Brooklyn Tech students and parents are also incensed by the funding disparity because they believe their needs are greater.

Tech is the largest of the high schools requiring students take the specialized high school admissions test. It has the highest number of underrepresented minorities of all the specialized high schools, and it has the most students who qualify for free or reduced lunch, with 65 percent of its student body, according to the school’s PTA. 

It’s also housed in the oldest building of its peers.

“It’s one test with the same expectation,” Tech PTA-co-president Elissa Stein said of the specialized high school exam. “When you’re holding those students to the same level of excellence for entry, they should expect the same level of education.”

“Tech is close to 80 years old,” said Stein, noting that parents recently voted to replace broken air conditioners throughout the building.

Stein said that she and other PTA leaders met with DOE officials to address the funding issue, but was told that no more money would be made available to the school.

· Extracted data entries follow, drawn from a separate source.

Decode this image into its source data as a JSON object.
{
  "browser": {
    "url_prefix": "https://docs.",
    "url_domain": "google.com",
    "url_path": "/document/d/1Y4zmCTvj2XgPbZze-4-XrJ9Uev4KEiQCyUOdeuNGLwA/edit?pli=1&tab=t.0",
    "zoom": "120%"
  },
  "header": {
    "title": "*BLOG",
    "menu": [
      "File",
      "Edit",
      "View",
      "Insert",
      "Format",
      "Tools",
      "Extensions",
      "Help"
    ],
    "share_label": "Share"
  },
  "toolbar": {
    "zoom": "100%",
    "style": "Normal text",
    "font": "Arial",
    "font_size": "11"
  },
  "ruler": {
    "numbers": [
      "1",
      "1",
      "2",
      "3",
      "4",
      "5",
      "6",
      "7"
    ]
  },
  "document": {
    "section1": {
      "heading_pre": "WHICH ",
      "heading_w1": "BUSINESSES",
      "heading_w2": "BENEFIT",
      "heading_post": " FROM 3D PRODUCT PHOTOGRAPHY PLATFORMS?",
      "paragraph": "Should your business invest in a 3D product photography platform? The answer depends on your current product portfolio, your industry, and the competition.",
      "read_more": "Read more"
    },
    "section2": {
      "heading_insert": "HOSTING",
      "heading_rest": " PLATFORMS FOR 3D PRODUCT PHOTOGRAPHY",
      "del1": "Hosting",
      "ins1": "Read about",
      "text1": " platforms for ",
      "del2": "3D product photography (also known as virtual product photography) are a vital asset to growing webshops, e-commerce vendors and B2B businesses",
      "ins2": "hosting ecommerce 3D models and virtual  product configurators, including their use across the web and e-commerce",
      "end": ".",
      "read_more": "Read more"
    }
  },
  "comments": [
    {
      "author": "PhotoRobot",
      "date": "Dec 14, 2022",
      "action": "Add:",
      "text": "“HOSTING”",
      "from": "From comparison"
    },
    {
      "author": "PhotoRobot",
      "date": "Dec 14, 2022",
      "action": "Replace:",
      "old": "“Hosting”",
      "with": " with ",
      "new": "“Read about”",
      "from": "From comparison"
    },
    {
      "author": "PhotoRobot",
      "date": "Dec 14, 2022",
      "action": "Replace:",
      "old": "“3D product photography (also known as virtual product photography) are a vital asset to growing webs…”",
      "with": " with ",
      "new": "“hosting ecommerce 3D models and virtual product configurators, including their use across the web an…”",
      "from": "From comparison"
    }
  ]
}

Fair Student Funding from the state was promised nearly a decade ago as a result of a settlement with the Campaign for Fiscal Equity. But most schools never received extra resources, and the city estimates that there's a $2.6 billion shortfall this year alone in failing to fund public schools adequately under the agreement.

The city did, however, make a commitment to fully fund the 130 struggling schools known as Community or Renewal schools, adding more than $90 million in the next two years to bolster their budgets, officials announced previously.

“Our goal is equitable funding for all schools as the fiscal situation permits,” DOE spokeswoman Devora Kaye said in an email, noting that the city will continue to push for the billions its owed from the state.

“The department does not currently have the resources to bring all schools to 100 percent of their [Fair Student Funding] formula amount,” she added.